In abstaining from my right and duty there is no claim that I then separate myself from the above complicity but is a means to speak a judgment on our system and call my fellow Christians to speak the truth of their involvement in our political system. Our nation is not redeemed or perfect: it is therefore still bound in many ways to Satan and Death.
As far as far as I know there are currently only theologically naïve approaches to the Christians engagement with a democratic culture. So I will speak this corrective and in protest to claims of the holiness of a Christians vote, abstain. The claims that are being made by our candidates and their supporters are largely exaggerated; our hope for the transformation of the world can never be in our political systems nor a state large or small, but in Christ alone. If we begin any where but this ancient political and theological claim, "Jesus is Lord", we fail to truly understand both the necessity and the impossibility of a Christian political engagement.
Larry:
ReplyDeleteYou may be surprised that I would say this, but "Great post!" I thoroughly enjoyed the thoughtfulness with which you pursued this issue.
I don't have a sustained critique to offer, but I do have a question.
Your call for abstention from the vote seems to assume that one is so morally compromised by engagement with the two dominant parties (though other third parties could presumably fall under your critique as well) that to vote for either candidate is to cooperate with evil.
However, does abstention not also fall under the rubric of inaction in the face of evil? That is to say, if abstention results in greater evils being done (say Bush is voted in, so more work will be done on restraining abortion, but maybe more action will be taken against the poor and the killing of innocents in war), then isn't the abstainer complicit in that she or he did not do what they could to restrain the greater evil by voting for the opposing candidate, or a third party candidate? Even if one subscribes to the radical equivalence of all evils, so such phrases as "greater evil" are nonsensical, isn't it still the case that by abstention one has failed to actively resist evil?
Several responces:
ReplyDelete1) My call is more an invitation should my critique stand in the judgment of the reader. This has been a growing conviction in me over the last year, and I could not justify abstaining and remaining silent.
2) I do not address third parties because our system is a two partie system by custom. Third parties serve in our system to displace one or both to the two, but are system is set up two keep two parties dominant.
3) There is a deeper assumption that I had hopped to be able to test and explore: that political engagement is necesary and compromising for the Christian.

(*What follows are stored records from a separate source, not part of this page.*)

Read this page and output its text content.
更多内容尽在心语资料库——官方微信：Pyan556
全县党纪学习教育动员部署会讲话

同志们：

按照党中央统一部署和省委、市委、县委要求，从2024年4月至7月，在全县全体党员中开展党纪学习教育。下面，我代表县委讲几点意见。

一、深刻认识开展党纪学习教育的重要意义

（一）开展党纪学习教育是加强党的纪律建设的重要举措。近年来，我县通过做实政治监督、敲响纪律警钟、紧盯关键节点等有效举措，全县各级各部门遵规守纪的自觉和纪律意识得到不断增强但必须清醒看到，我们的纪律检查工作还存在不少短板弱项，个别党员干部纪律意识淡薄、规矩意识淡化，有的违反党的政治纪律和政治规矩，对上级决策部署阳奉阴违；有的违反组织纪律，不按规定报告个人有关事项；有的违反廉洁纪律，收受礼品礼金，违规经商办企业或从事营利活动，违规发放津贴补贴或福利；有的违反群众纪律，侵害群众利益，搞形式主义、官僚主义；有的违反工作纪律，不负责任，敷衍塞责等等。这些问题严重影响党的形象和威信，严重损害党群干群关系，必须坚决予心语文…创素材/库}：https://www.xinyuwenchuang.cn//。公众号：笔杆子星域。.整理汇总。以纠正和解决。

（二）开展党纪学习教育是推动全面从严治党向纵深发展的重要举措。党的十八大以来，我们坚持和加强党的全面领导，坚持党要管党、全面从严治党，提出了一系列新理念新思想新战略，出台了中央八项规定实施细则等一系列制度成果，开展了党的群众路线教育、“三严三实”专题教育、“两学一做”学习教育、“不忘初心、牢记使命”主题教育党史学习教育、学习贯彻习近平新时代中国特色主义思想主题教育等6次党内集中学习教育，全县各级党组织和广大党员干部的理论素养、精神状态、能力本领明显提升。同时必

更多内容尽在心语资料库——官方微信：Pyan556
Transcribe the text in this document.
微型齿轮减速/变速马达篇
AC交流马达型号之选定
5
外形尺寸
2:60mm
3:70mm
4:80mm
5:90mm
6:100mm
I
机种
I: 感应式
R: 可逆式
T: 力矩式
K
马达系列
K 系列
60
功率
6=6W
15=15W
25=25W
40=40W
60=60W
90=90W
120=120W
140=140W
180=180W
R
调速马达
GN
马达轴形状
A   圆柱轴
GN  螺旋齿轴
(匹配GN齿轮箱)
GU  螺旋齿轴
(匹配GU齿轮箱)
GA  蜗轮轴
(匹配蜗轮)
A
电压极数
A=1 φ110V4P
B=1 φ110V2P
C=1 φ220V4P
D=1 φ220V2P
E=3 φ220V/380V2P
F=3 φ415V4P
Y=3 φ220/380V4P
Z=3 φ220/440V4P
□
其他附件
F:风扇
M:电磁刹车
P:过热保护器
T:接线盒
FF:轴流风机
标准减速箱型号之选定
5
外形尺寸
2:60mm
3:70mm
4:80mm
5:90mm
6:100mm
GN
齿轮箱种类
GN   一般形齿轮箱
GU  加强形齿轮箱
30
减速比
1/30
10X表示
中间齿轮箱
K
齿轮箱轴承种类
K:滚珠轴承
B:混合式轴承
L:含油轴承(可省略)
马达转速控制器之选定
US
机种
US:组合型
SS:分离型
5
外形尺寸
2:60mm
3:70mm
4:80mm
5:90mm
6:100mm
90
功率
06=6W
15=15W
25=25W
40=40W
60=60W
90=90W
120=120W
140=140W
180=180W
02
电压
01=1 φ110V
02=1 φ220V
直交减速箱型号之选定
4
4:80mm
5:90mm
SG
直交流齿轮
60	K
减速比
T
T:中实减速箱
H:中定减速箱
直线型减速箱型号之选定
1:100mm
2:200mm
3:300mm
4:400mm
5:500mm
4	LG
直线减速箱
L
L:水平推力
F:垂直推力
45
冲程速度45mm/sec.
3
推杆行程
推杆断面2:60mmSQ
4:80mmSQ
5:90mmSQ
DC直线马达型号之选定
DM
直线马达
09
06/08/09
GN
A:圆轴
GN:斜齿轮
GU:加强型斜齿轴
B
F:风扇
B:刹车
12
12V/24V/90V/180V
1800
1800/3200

This seems to summarize both what happened in the Chruch and Roman Society after the legalization of Christianity and much of what Luther and the reformers were protesting. For Luther the solution was to see a deep devide beteen the Church and Government and civil Society. As solution I reject, but one that I am only slowly replacing with something else.
4) the moral complicity seems to be in part a lack of a thorough going critique of the Scripture calls among other things the Powers. And also a seeming incomplete reflection on how Christians engage a politics in a still fallen world.

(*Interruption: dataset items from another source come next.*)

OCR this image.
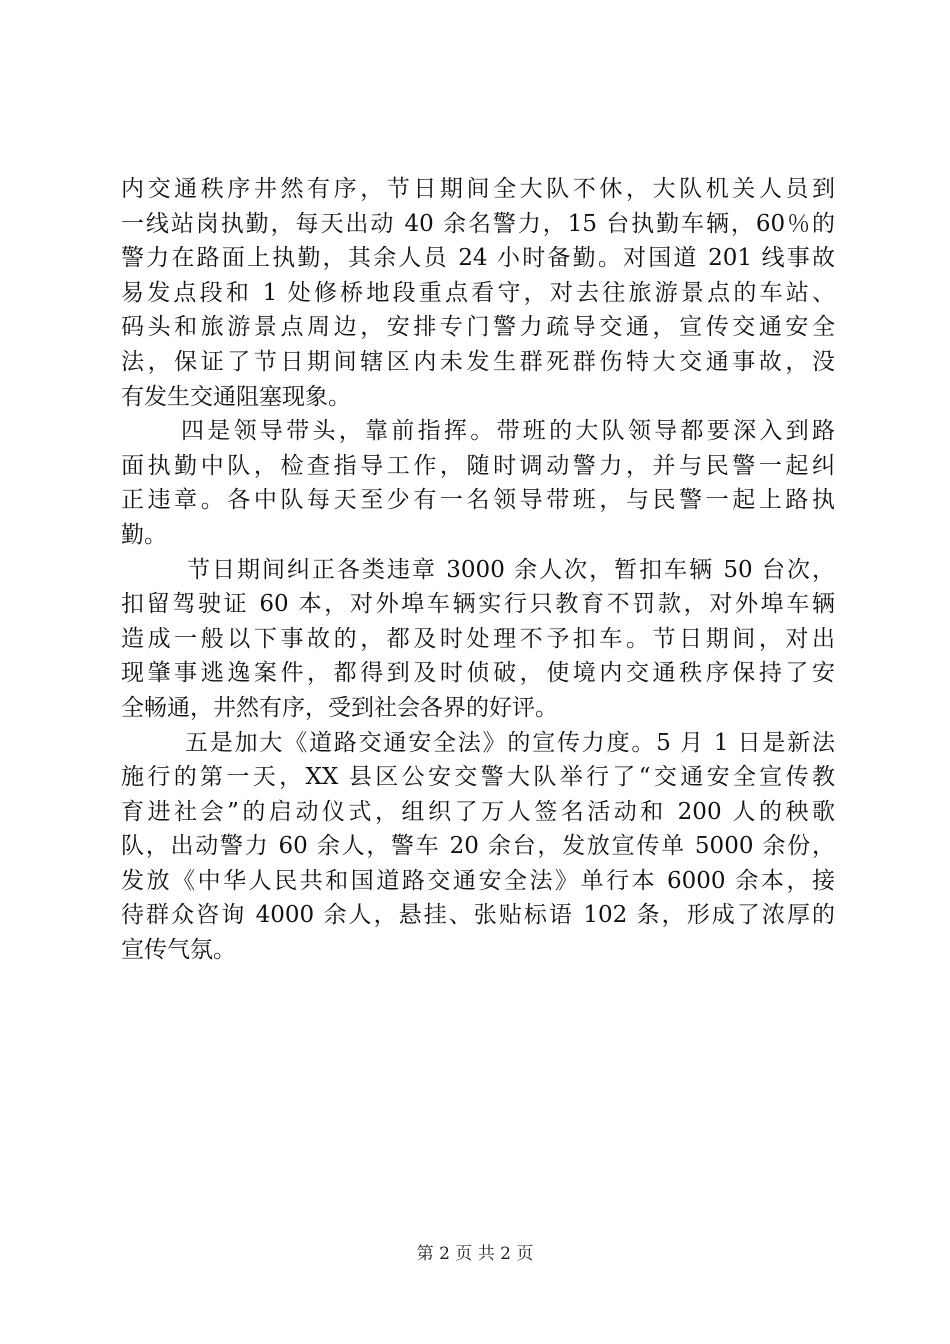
内交通秩序井然有序，节日期间全大队不休，大队机关人员到
一线站岗执勤，每天出动 40 余名警力，15 台执勤车辆，60％的
警力在路面上执勤，其余人员 24 小时备勤。对国道 201 线事故
易发点段和 1 处修桥地段重点看守，对去往旅游景点的车站、
码头和旅游景点周边，安排专门警力疏导交通，宣传交通安全
法，保证了节日期间辖区内未发生群死群伤特大交通事故，没
有发生交通阻塞现象。
四是领导带头，靠前指挥。带班的大队领导都要深入到路
面执勤中队，检查指导工作，随时调动警力，并与民警一起纠
正违章。各中队每天至少有一名领导带班，与民警一起上路执
勤。
节日期间纠正各类违章 3000 余人次，暂扣车辆 50 台次，
扣留驾驶证 60 本，对外埠车辆实行只教育不罚款，对外埠车辆
造成一般以下事故的，都及时处理不予扣车。节日期间，对出
现肇事逃逸案件，都得到及时侦破，使境内交通秩序保持了安
全畅通，井然有序，受到社会各界的好评。
五是加大《道路交通安全法》的宣传力度。5 月 1 日是新法
施行的第一天，XX 县区公安交警大队举行了“交通安全宣传教
育进社会”的启动仪式，组织了万人签名活动和 200 人的秧歌
队，出动警力 60 余人，警车 20 余台，发放宣传单 5000 余份，
发放《中华人民共和国道路交通安全法》单行本 6000 余本，接
待群众咨询 4000 余人，悬挂、张贴标语 102 条，形成了浓厚的
宣传气氛。
第 2 页 共 2 页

5) I do not claim the moral high ground of lack of complicity but claim this to be a protest to call for a more thorough reflection and articulation of the state of affairs. The degree to which political parties and governments live according to the law of death and the dominion of Satan Christian involvement in these things is necesarily complex. I don't think we can avoid compromise and complicty, and thus we shouldn't pretend we can. In abstaining I am recognizing that I do not escape complicity, it is simply a complicity of a different sort for the purpose of calling attention to what I percieve to be a naive engagement with the world.